Les pertes sont considérables. Les points lumineux ne sauraient être tous pris en considération, c’est humainement impossible. L’inattendu ne jaillira pas d’une totalité enfin révélée, mais d’un mouvement vif de l’esprit qui choisit de configurer ainsi et non autrement la géométrie mouvante des données qu’elle accueille.
Le jeu de la pensée avec elle-même, avant toute idée préconçue, voilà l’objectif poursuivi.
La matrice d’une idée qui émerge au petit matin emprunte à tout ce que le cerveau a engrammé précédemment, révélé de façon confuse mais toujours scénarisée par les rêves observés dans l’état de demi-sommeil.
Une pensée veille sur les idées en sommeil qui ne se savent pas encore exister, sachant qu’elles n’existeront vraiment que constituées, extirpées qu’elles furent d’une masse confuse d’impressions et de sensations, d’émotions et de réflexions. Ainsi l’on peut dire que la pensée est à l’avant-garde constamment en avance sur elle-même. Elle devance son propre mouvement en ce qu’elle est une impulsion donnée à des éléments en apparence incohérents et qu’elle s’emploiera tout au long de sa démarcher à organiser en cohérence.
Une première idée fuse et croît aussitôt - premier rameau - puis bifurque sans crier gare : une autre idée se développe - un rameau secondaire en quelque sorte - qui ne ralentit que momentanément la croissance du rameau principal.
Tout cela à une vitesse proche de celle de la lumière.
Tout cela a lieu si vite qu’il n’est possible de l’observer qu’au lever, quand la pensée commence à fuser et à s’organiser avec la plus grande vivacité. On peut alors, tout à loisir, observer la pensée à l’œuvre en s’attachant à en suivre son évolution spontanée extrêmement rapide. Il faut prendre les mots au vol et retranscrire au plus vite ce que la pensée a produit durant un laps de temps très bref pour ensuite le développer, l’infirmer, le confirmer, la contradiction étant le moteur de toute pensée rompue à l’exercice de penser contre elle-même pour ne pas produire de l’idéologie.
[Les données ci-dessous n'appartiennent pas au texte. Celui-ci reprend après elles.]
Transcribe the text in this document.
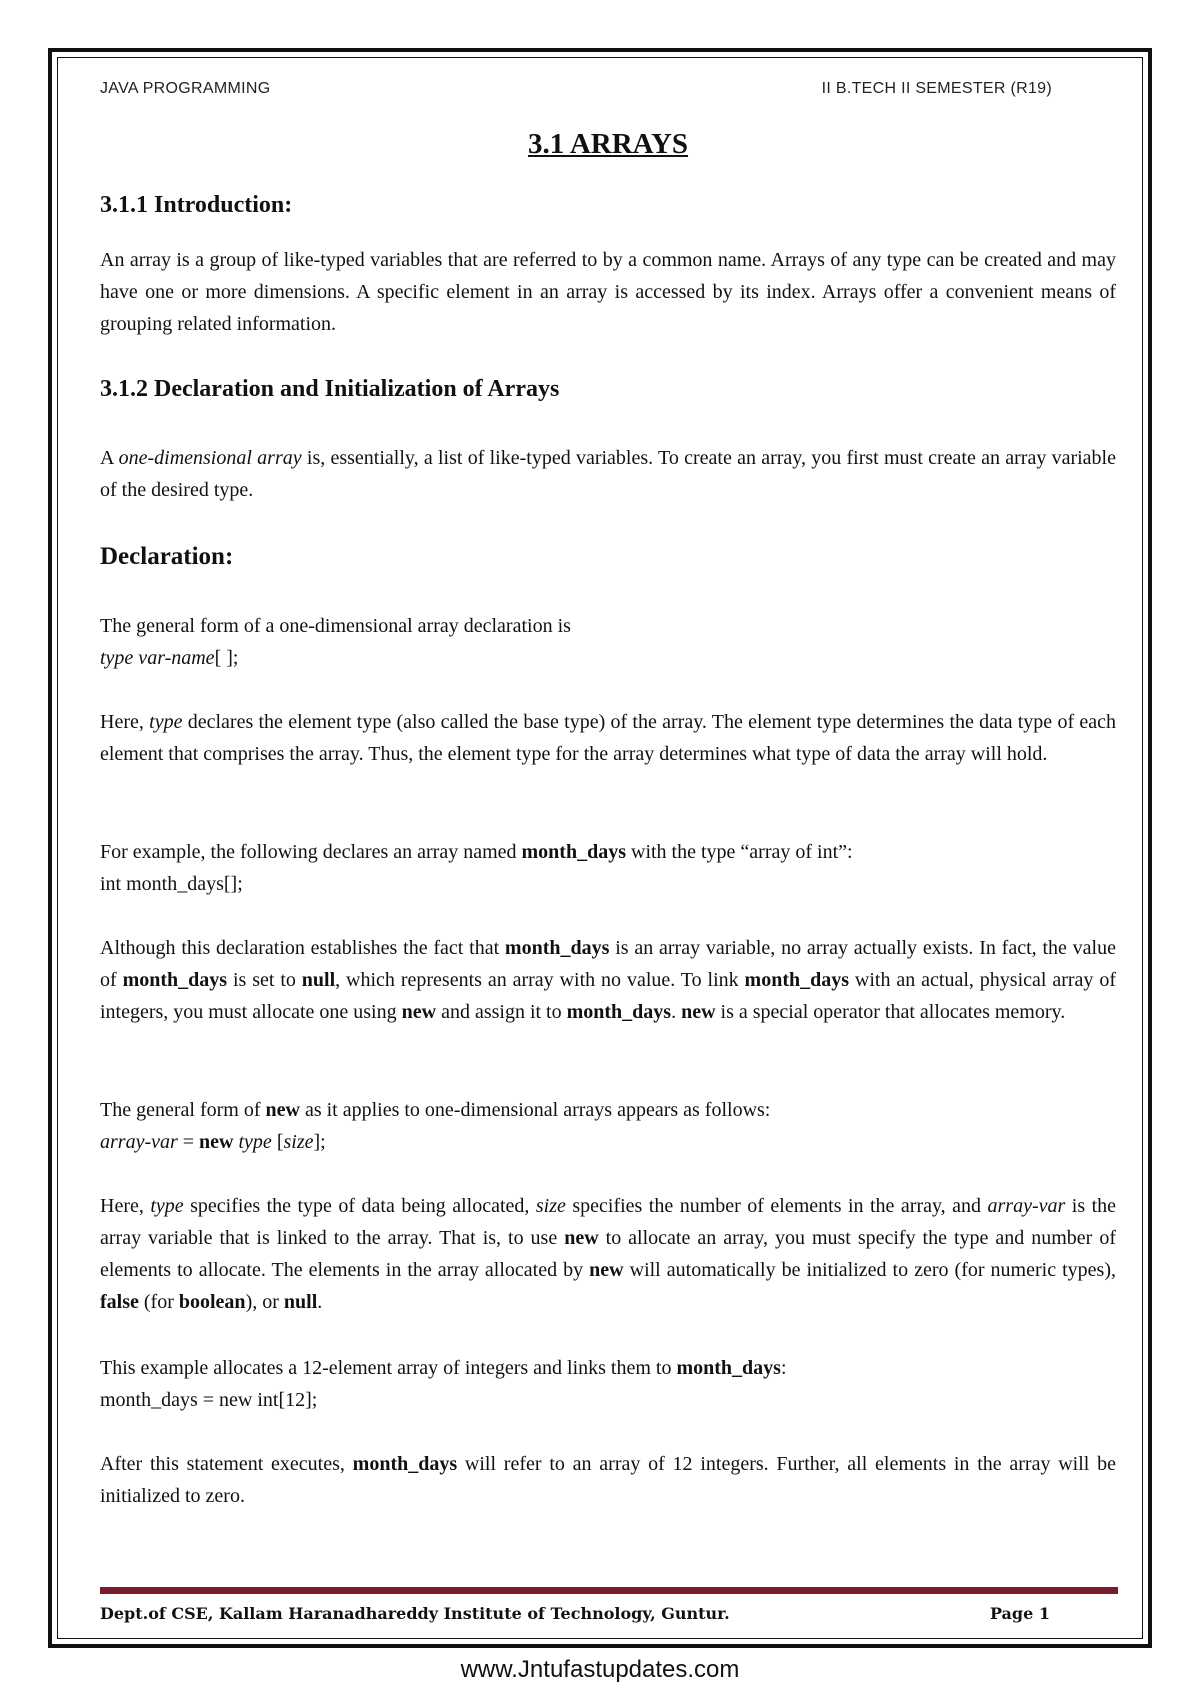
JAVA PROGRAMMING	II B.TECH II SEMESTER (R19)
3.1 ARRAYS
3.1.1 Introduction:

An array is a group of like-typed variables that are referred to by a common name. Arrays of any type can be created and may have one or more dimensions. A specific element in an array is accessed by its index. Arrays offer a convenient means of grouping related information.

3.1.2 Declaration and Initialization of Arrays

A one-dimensional array is, essentially, a list of like-typed variables. To create an array, you first must create an array variable of the desired type.

Declaration:

The general form of a one-dimensional array declaration is

type var-name[ ];

Here, type declares the element type (also called the base type) of the array. The element type determines the data type of each element that comprises the array. Thus, the element type for the array determines what type of data the array will hold.

For example, the following declares an array named month_days with the type “array of int”:

int month_days[];

Although this declaration establishes the fact that month_days is an array variable, no array actually exists. In fact, the value of month_days is set to null, which represents an array with no value. To link month_days with an actual, physical array of integers, you must allocate one using new and assign it to month_days. new is a special operator that allocates memory.

The general form of new as it applies to one-dimensional arrays appears as follows:

array-var = new type [size];

Here, type specifies the type of data being allocated, size specifies the number of elements in the array, and array-var is the array variable that is linked to the array. That is, to use new to allocate an array, you must specify the type and number of elements to allocate. The elements in the array allocated by new will automatically be initialized to zero (for numeric types), false (for boolean), or null.

This example allocates a 12-element array of integers and links them to month_days:

month_days = new int[12];

After this statement executes, month_days will refer to an array of 12 integers. Further, all elements in the array will be initialized to zero.

Dept.of CSE, Kallam Haranadhareddy Institute of Technology, Guntur.	Page 1
www.Jntufastupdates.com
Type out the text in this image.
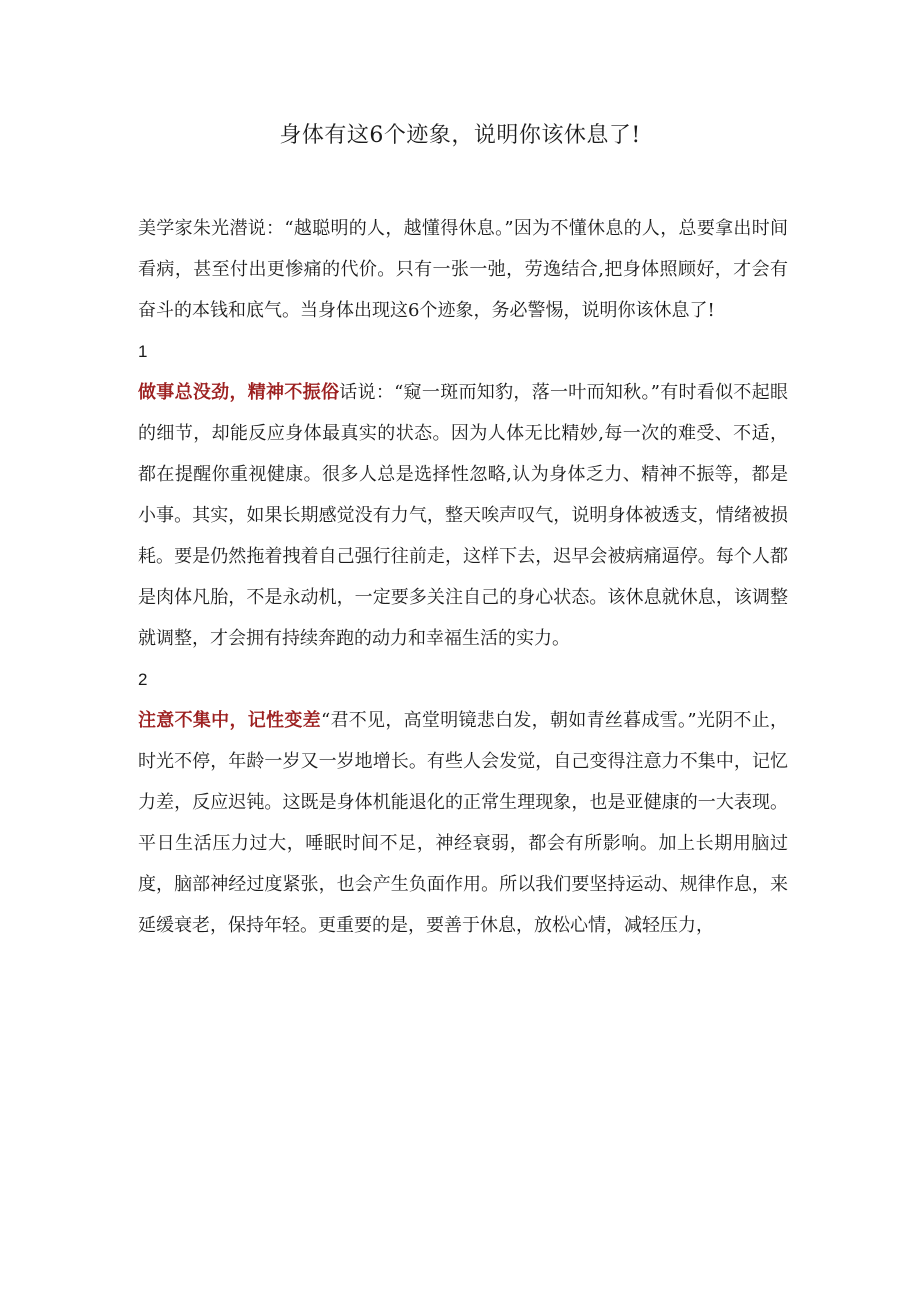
身体有这6个迹象，说明你该休息了!

美学家朱光潜说：“越聪明的人，越懂得休息。”因为不懂休息的人，总要拿出时间看病，甚至付出更惨痛的代价。只有一张一弛，劳逸结合,把身体照顾好，才会有奋斗的本钱和底气。当身体出现这6个迹象，务必警惕，说明你该休息了!

1

做事总没劲，精神不振俗话说：“窥一斑而知豹，落一叶而知秋。”有时看似不起眼的细节，却能反应身体最真实的状态。因为人体无比精妙,每一次的难受、不适，都在提醒你重视健康。很多人总是选择性忽略,认为身体乏力、精神不振等，都是小事。其实，如果长期感觉没有力气，整天唉声叹气，说明身体被透支，情绪被损耗。要是仍然拖着拽着自己强行往前走，这样下去，迟早会被病痛逼停。每个人都是肉体凡胎，不是永动机，一定要多关注自己的身心状态。该休息就休息，该调整就调整，才会拥有持续奔跑的动力和幸福生活的实力。

2

注意不集中，记性变差“君不见，高堂明镜悲白发，朝如青丝暮成雪。”光阴不止，时光不停，年龄一岁又一岁地增长。有些人会发觉，自己变得注意力不集中，记忆力差，反应迟钝。这既是身体机能退化的正常生理现象，也是亚健康的一大表现。平日生活压力过大，唾眠时间不足，神经衰弱，都会有所影响。加上长期用脑过度，脑部神经过度紧张，也会产生负面作用。所以我们要坚持运动、规律作息，来延缓衰老，保持年轻。更重要的是，要善于休息，放松心情，减轻压力，
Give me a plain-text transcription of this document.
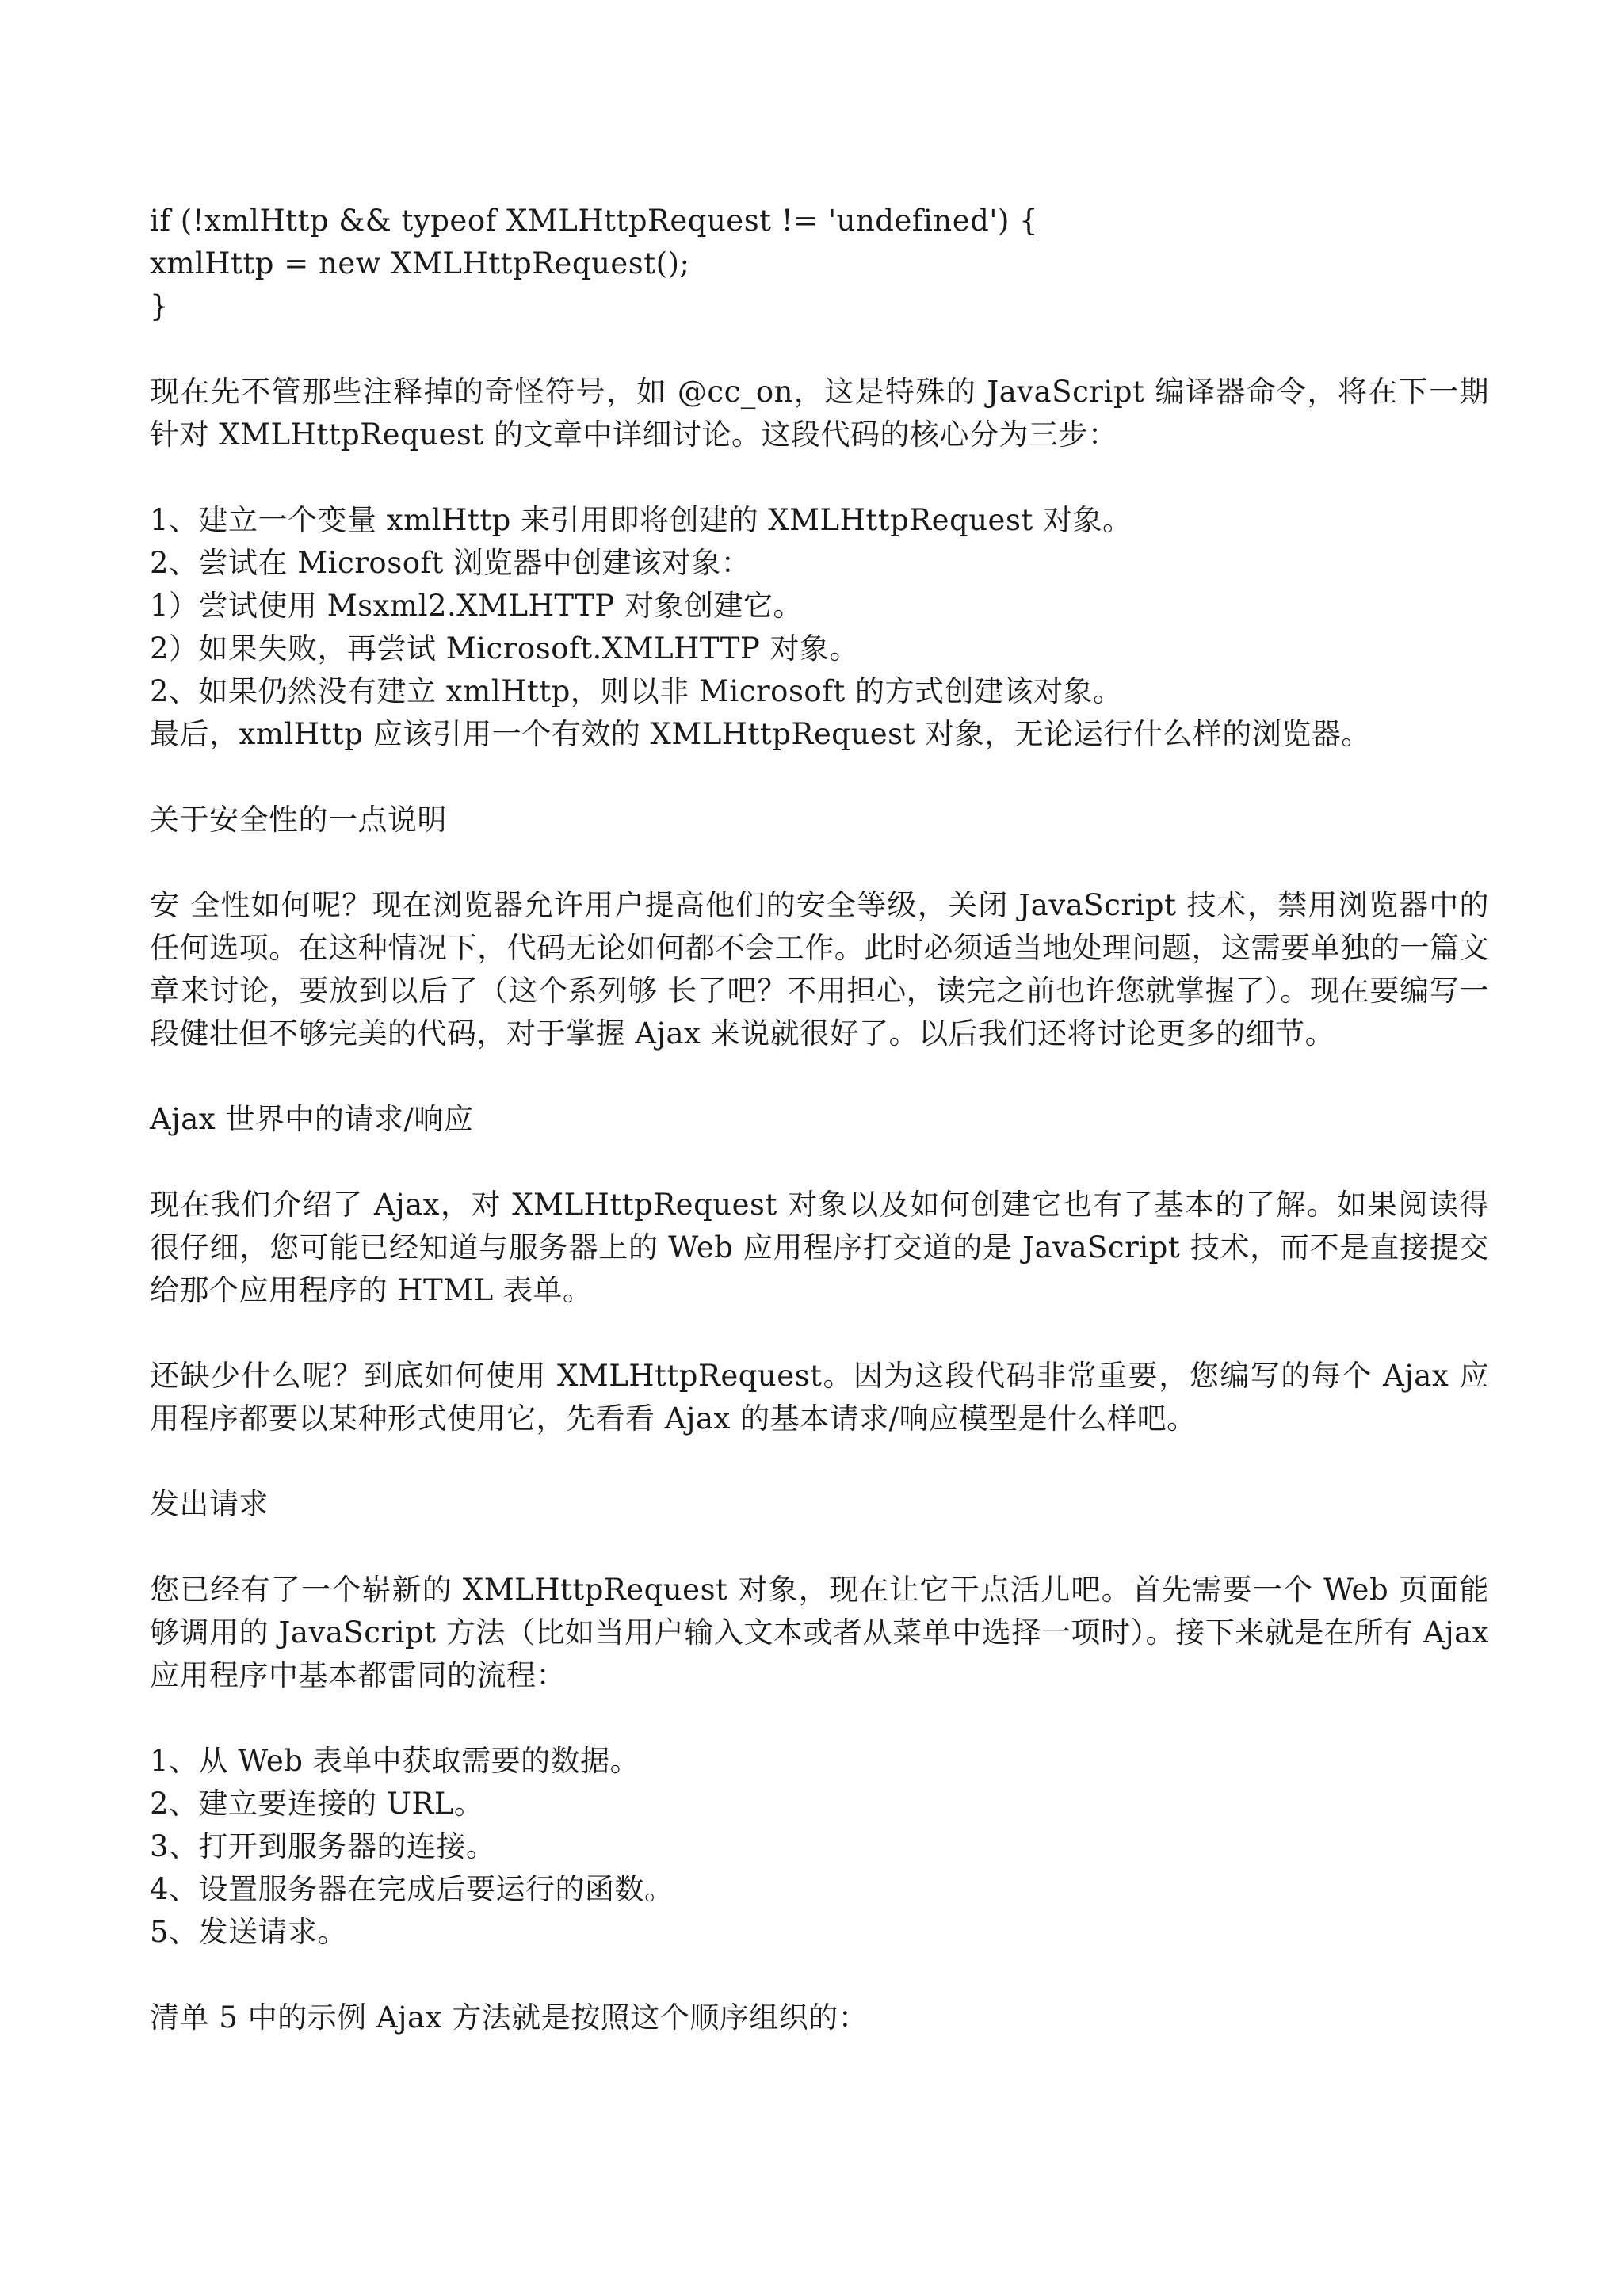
if (!xmlHttp && typeof XMLHttpRequest != 'undefined') {

xmlHttp = new XMLHttpRequest();

}

现在先不管那些注释掉的奇怪符号，如 @cc_on，这是特殊的 JavaScript 编译器命令，将在下一期针对 XMLHttpRequest 的文章中详细讨论。这段代码的核心分为三步：

1、建立一个变量 xmlHttp 来引用即将创建的 XMLHttpRequest 对象。

2、尝试在 Microsoft 浏览器中创建该对象：

1）尝试使用 Msxml2.XMLHTTP 对象创建它。

2）如果失败，再尝试 Microsoft.XMLHTTP 对象。

2、如果仍然没有建立 xmlHttp，则以非 Microsoft 的方式创建该对象。

最后，xmlHttp 应该引用一个有效的 XMLHttpRequest 对象，无论运行什么样的浏览器。

关于安全性的一点说明

安 全性如何呢？现在浏览器允许用户提高他们的安全等级，关闭 JavaScript 技术，禁用浏览器中的任何选项。在这种情况下，代码无论如何都不会工作。此时必须适当地处理问题，这需要单独的一篇文章来讨论，要放到以后了（这个系列够 长了吧？不用担心，读完之前也许您就掌握了）。现在要编写一段健壮但不够完美的代码，对于掌握 Ajax 来说就很好了。以后我们还将讨论更多的细节。

Ajax 世界中的请求/响应

现在我们介绍了 Ajax，对 XMLHttpRequest 对象以及如何创建它也有了基本的了解。如果阅读得很仔细，您可能已经知道与服务器上的 Web 应用程序打交道的是 JavaScript 技术，而不是直接提交给那个应用程序的 HTML 表单。

还缺少什么呢？到底如何使用 XMLHttpRequest。因为这段代码非常重要，您编写的每个 Ajax 应用程序都要以某种形式使用它，先看看 Ajax 的基本请求/响应模型是什么样吧。

发出请求

您已经有了一个崭新的 XMLHttpRequest 对象，现在让它干点活儿吧。首先需要一个 Web 页面能够调用的 JavaScript 方法（比如当用户输入文本或者从菜单中选择一项时）。接下来就是在所有 Ajax 应用程序中基本都雷同的流程：

1、从 Web 表单中获取需要的数据。

2、建立要连接的 URL。

3、打开到服务器的连接。

4、设置服务器在完成后要运行的函数。

5、发送请求。

清单 5 中的示例 Ajax 方法就是按照这个顺序组织的：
Le point de départ est une sorte de nébuleuse d’idées qui ont peut-être couru dans le cerveau durant la nuit, plus vraisemblablement au petit matin, durant le temps ambigu de la semi-veille entrecoupée de rêves rapides et désordonnés qui semblent tous poursuivre le même but : l’émergence d’un ensemble d’idées encore confuses que seule la pensée pleinement éveillée pourra réaliser, sans évidemment émettre quelque censure préalable que ce soit, seul le résultat final permettant a postériori de juger de la validité des chaines de raisonnement qui ont produit une idée claire et distincte dont la valeur ou l’ineptie pourra alors apparaître en toute netteté.